Das Gartenjahr beginnt

Vorfrühling.
Nein, so brechen bei uns die Winterlinge noch nicht hervor. Trotzdem ist es überall zu spüren: Der Winter hat ausgespielt.
Der Schnee ist geschwunden. Darunter kommt die Eisschicht zum Vorschein, die nun das Tauwasser hindert, zügig abzufließen. Fast könnte man im Garten einen Kahn gebrauchen. Stattdessen kommen meine geliebten Holzschuhe wieder zu Ehren – trocken, warm, mühelos schlüpf ein, schlüpf aus; es gibt nichts Besseres.
In mancher Stunde spüre ich, wie mühsam die Vögel ihren Drang bezähmen, laut los zu jubilieren.
Nach einem Jahr Häuschenbau, in dem der Garten böse zurückstehen musste, soll ihm jetzt viel Aufmerksamkeit und Liebe gehören, mehr als je zuvor.

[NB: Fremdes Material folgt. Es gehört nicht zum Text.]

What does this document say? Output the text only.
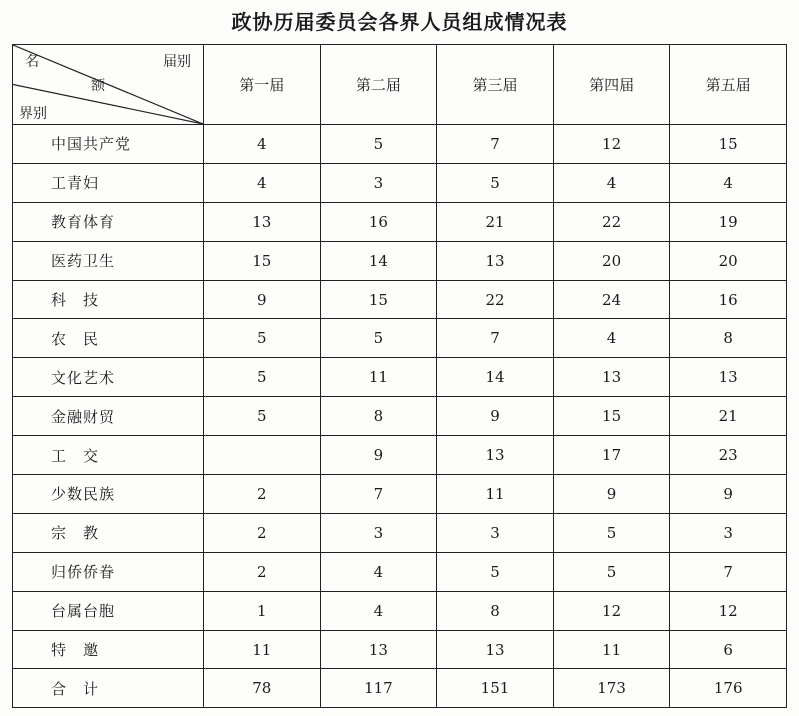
政协历届委员会各界人员组成情况表
名 届别
额
界别	第一届	第二届	第三届	第四届	第五届
中国共产党	4	5	7	12	15
工青妇	4	3	5	4	4
教育体育	13	16	21	22	19
医药卫生	15	14	13	20	20
科　技	9	15	22	24	16
农　民	5	5	7	4	8
文化艺术	5	11	14	13	13
金融财贸	5	8	9	15	21
工　交		9	13	17	23
少数民族	2	7	11	9	9
宗　教	2	3	3	5	3
归侨侨眷	2	4	5	5	7
台属台胞	1	4	8	12	12
特　邀	11	13	13	11	6
合　计	78	117	151	173	176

Hier sind die Spuren seiner Zweckentfremdung als Baustellenhilfplatz noch überdeutlich. Das war im vergangenen Herbst. Der Winter kam und bedeckte alles mit seinem kühlen Tuch.

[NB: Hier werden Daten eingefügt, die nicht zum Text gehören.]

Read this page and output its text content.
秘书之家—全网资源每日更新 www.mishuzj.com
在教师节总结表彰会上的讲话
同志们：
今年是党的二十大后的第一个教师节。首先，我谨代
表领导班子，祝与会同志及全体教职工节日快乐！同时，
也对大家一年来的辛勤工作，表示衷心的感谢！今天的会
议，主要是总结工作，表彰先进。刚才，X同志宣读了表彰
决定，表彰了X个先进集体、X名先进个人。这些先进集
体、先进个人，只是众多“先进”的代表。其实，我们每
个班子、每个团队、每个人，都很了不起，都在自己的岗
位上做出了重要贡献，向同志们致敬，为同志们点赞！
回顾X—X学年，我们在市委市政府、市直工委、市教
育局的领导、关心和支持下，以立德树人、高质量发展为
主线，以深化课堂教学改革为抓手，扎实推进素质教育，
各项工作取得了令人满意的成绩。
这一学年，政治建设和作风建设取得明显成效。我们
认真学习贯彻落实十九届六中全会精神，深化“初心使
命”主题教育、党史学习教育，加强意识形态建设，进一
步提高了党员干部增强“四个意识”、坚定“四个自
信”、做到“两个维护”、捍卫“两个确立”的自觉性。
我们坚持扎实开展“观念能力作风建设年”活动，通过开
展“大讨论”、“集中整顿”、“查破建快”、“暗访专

Doch nun ist es mit der Ruhe bald vorbei. Die Anbaupläne sind gemacht, die Bestellungen der Sämereien und Stauden unterwegs. Chrestensen und Pötschke und „Dreschflegel“ dürfen sich freuen. Vielleicht haben wir uns zu viel vorgenommen.
Mechthild lässt besonders ihre Blumenphantasien sprießen. Ich habe mich mehr dem Gemüse und Obst und den Kräutern zugewandt.

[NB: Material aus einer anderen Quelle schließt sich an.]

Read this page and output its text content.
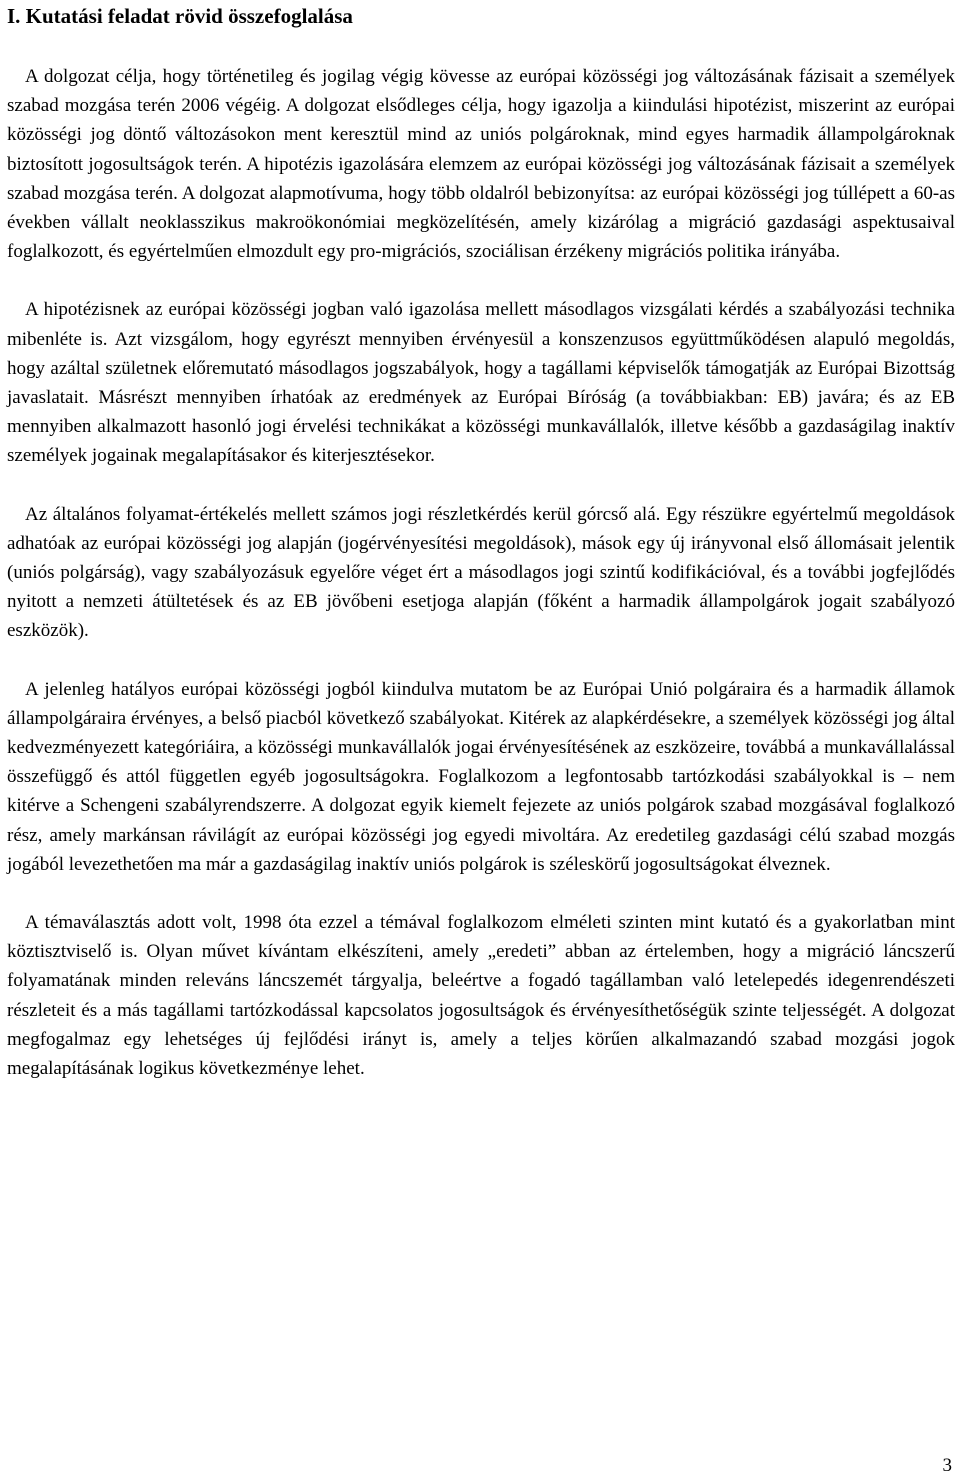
I. Kutatási feladat rövid összefoglalása

A dolgozat célja, hogy történetileg és jogilag végig kövesse az európai közösségi jog változásának fázisait a személyek szabad mozgása terén 2006 végéig. A dolgozat elsődleges célja, hogy igazolja a kiindulási hipotézist, miszerint az európai közösségi jog döntő változásokon ment keresztül mind az uniós polgároknak, mind egyes harmadik állampolgároknak biztosított jogosultságok terén. A hipotézis igazolására elemzem az európai közösségi jog változásának fázisait a személyek szabad mozgása terén. A dolgozat alapmotívuma, hogy több oldalról bebizonyítsa: az európai közösségi jog túllépett a 60-as években vállalt neoklasszikus makroökonómiai megközelítésén, amely kizárólag a migráció gazdasági aspektusaival foglalkozott, és egyértelműen elmozdult egy pro-migrációs, szociálisan érzékeny migrációs politika irányába.

A hipotézisnek az európai közösségi jogban való igazolása mellett másodlagos vizsgálati kérdés a szabályozási technika mibenléte is. Azt vizsgálom, hogy egyrészt mennyiben érvényesül a konszenzusos együttműködésen alapuló megoldás, hogy azáltal születnek előremutató másodlagos jogszabályok, hogy a tagállami képviselők támogatják az Európai Bizottság javaslatait. Másrészt mennyiben írhatóak az eredmények az Európai Bíróság (a továbbiakban: EB) javára; és az EB mennyiben alkalmazott hasonló jogi érvelési technikákat a közösségi munkavállalók, illetve később a gazdaságilag inaktív személyek jogainak megalapításakor és kiterjesztésekor.

Az általános folyamat-értékelés mellett számos jogi részletkérdés kerül górcső alá. Egy részükre egyértelmű megoldások adhatóak az európai közösségi jog alapján (jogérvényesítési megoldások), mások egy új irányvonal első állomásait jelentik (uniós polgárság), vagy szabályozásuk egyelőre véget ért a másodlagos jogi szintű kodifikációval, és a további jogfejlődés nyitott a nemzeti átültetések és az EB jövőbeni esetjoga alapján (főként a harmadik állampolgárok jogait szabályozó eszközök).

A jelenleg hatályos európai közösségi jogból kiindulva mutatom be az Európai Unió polgáraira és a harmadik államok állampolgáraira érvényes, a belső piacból következő szabályokat. Kitérek az alapkérdésekre, a személyek közösségi jog által kedvezményezett kategóriáira, a közösségi munkavállalók jogai érvényesítésének az eszközeire, továbbá a munkavállalással összefüggő és attól független egyéb jogosultságokra. Foglalkozom a legfontosabb tartózkodási szabályokkal is – nem kitérve a Schengeni szabályrendszerre. A dolgozat egyik kiemelt fejezete az uniós polgárok szabad mozgásával foglalkozó rész, amely markánsan rávilágít az európai közösségi jog egyedi mivoltára. Az eredetileg gazdasági célú szabad mozgás jogából levezethetően ma már a gazdaságilag inaktív uniós polgárok is széleskörű jogosultságokat élveznek.

A témaválasztás adott volt, 1998 óta ezzel a témával foglalkozom elméleti szinten mint kutató és a gyakorlatban mint köztisztviselő is. Olyan művet kívántam elkészíteni, amely „eredeti” abban az értelemben, hogy a migráció láncszerű folyamatának minden releváns láncszemét tárgyalja, beleértve a fogadó tagállamban való letelepedés idegenrendészeti részleteit és a más tagállami tartózkodással kapcsolatos jogosultságok és érvényesíthetőségük szinte teljességét. A dolgozat megfogalmaz egy lehetséges új fejlődési irányt is, amely a teljes körűen alkalmazandó szabad mozgási jogok megalapításának logikus következménye lehet.

3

Zeit meines Lebens hab ich gern gegärtnert.
Unvergeßlich ein Dialog mit meinem Vater aus Kindheitstagen:
Ich (12 Jahre): „Früher wollte ich Maler und später Bäcker werden.“
Vater: „Das wollen irgendwann alle Kinder.“
Ich: „Jetzt kann ich mir eigentlich gut vorstellen, Gärtner zu werden.“
Vater (fast erschrocken ob meiner „Anspruchslosigkeit“): „Du meinst wohl Botaniker.“
Am Ende war es weder der Gärtner noch der Botaniker.
Aber dass der Garten Leben und Welt und Philosophie sein kann, das habe ich immerhin begriffen.
Nun also der erste Beitrag im Menüpunkt „Haus und Garten“ des Opablogs. Der letzte bestimmt nicht.